Dr Cathy Bergin is principal lecturer and leader of the History, Literature and Culture degree on the Humanities Programme.
Cathy’s teaches across the Programme with a particular focus on ‘race’ and racism in the context of the US, UK and Europe. Her teaching is informed by research into marginalized histories of black radicalism with a particular interest in representations of blackness, whiteness and anti-racist resistance. She has recently published work on Anti-American anti-fascism and Black Bolshevism.
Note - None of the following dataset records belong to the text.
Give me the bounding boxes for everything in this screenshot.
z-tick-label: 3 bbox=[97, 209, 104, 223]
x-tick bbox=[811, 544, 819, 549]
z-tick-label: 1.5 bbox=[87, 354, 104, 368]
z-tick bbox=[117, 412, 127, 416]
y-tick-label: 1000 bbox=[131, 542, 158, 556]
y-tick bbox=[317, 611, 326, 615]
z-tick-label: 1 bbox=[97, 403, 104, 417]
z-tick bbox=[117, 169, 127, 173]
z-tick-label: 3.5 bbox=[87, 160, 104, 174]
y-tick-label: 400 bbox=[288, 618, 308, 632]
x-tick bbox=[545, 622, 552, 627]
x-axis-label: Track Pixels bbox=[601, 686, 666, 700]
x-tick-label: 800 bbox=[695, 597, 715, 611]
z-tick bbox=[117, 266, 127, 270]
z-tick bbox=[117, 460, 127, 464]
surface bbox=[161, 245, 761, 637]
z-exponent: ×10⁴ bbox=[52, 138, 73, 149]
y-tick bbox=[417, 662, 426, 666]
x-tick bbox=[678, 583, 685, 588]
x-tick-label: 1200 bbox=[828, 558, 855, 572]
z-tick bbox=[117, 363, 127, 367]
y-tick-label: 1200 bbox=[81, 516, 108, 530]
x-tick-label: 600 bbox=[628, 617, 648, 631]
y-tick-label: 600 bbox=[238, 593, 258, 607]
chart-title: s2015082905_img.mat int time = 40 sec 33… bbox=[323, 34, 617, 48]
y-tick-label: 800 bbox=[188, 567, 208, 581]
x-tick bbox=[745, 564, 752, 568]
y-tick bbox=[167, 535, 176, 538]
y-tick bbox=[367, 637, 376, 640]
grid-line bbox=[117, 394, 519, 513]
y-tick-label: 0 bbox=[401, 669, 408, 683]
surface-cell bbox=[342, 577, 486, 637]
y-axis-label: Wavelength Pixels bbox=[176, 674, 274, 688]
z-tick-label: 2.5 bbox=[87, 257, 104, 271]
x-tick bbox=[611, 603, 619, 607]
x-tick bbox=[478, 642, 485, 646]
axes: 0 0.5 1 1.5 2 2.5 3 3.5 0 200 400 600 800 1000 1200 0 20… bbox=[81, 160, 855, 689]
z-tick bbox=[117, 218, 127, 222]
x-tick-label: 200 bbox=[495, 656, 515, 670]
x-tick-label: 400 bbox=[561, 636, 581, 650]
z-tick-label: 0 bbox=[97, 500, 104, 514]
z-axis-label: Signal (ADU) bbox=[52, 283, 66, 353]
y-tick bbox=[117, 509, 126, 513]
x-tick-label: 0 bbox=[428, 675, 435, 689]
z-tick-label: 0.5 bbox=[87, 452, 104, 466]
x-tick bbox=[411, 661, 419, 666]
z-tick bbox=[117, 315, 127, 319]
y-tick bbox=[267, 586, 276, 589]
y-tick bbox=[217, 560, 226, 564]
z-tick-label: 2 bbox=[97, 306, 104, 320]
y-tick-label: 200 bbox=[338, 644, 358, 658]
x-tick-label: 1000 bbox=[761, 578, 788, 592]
She is currently co-editing a book on Transnational Solidarity in the 1960s with colleagues Dr Zeina Maasri and Dr Francesca Burke.
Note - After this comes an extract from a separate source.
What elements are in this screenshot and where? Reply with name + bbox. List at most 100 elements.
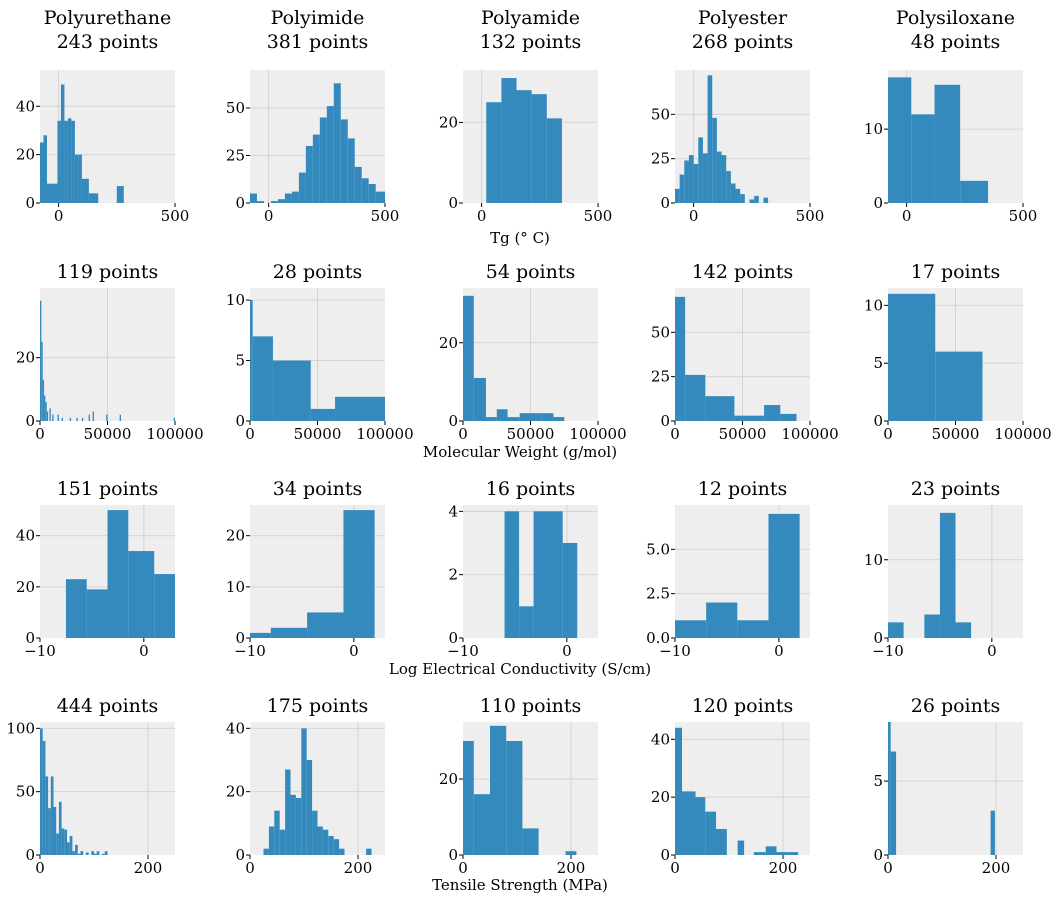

“To understand the politics of racism and anti-racism in the present we need to understand how concepts of ‘race’ have worked to both police black lives and to mobilize concepts of whiteness in the past” says Cathy. “I have learnt much from my students over the years about how their understandings of ‘race’ are informed by their experience of living in a racialized world and how this impacts on their studies. Because racism rarely advertises itself as racism our work is to investigate the ways our world is structured by hidden racializations. This is work that calls upon history, philosophy, cultural studies and politics. It is urgent work.”
Cathy also teaches on anti-colonialism and legacies of empire in relation to Ireland, Vietnam, Congo, Kenya and Algeria. “The project of colonialism was a racist project, it depended upon white supremacy and the work of maintaining this myth was the business of culture as well as the business of military occupation”. With her colleague Dr Anita Rupprecht she has published work on how the traces of enslavement and colonialism are all around us and specifically in the city of Brighton itself.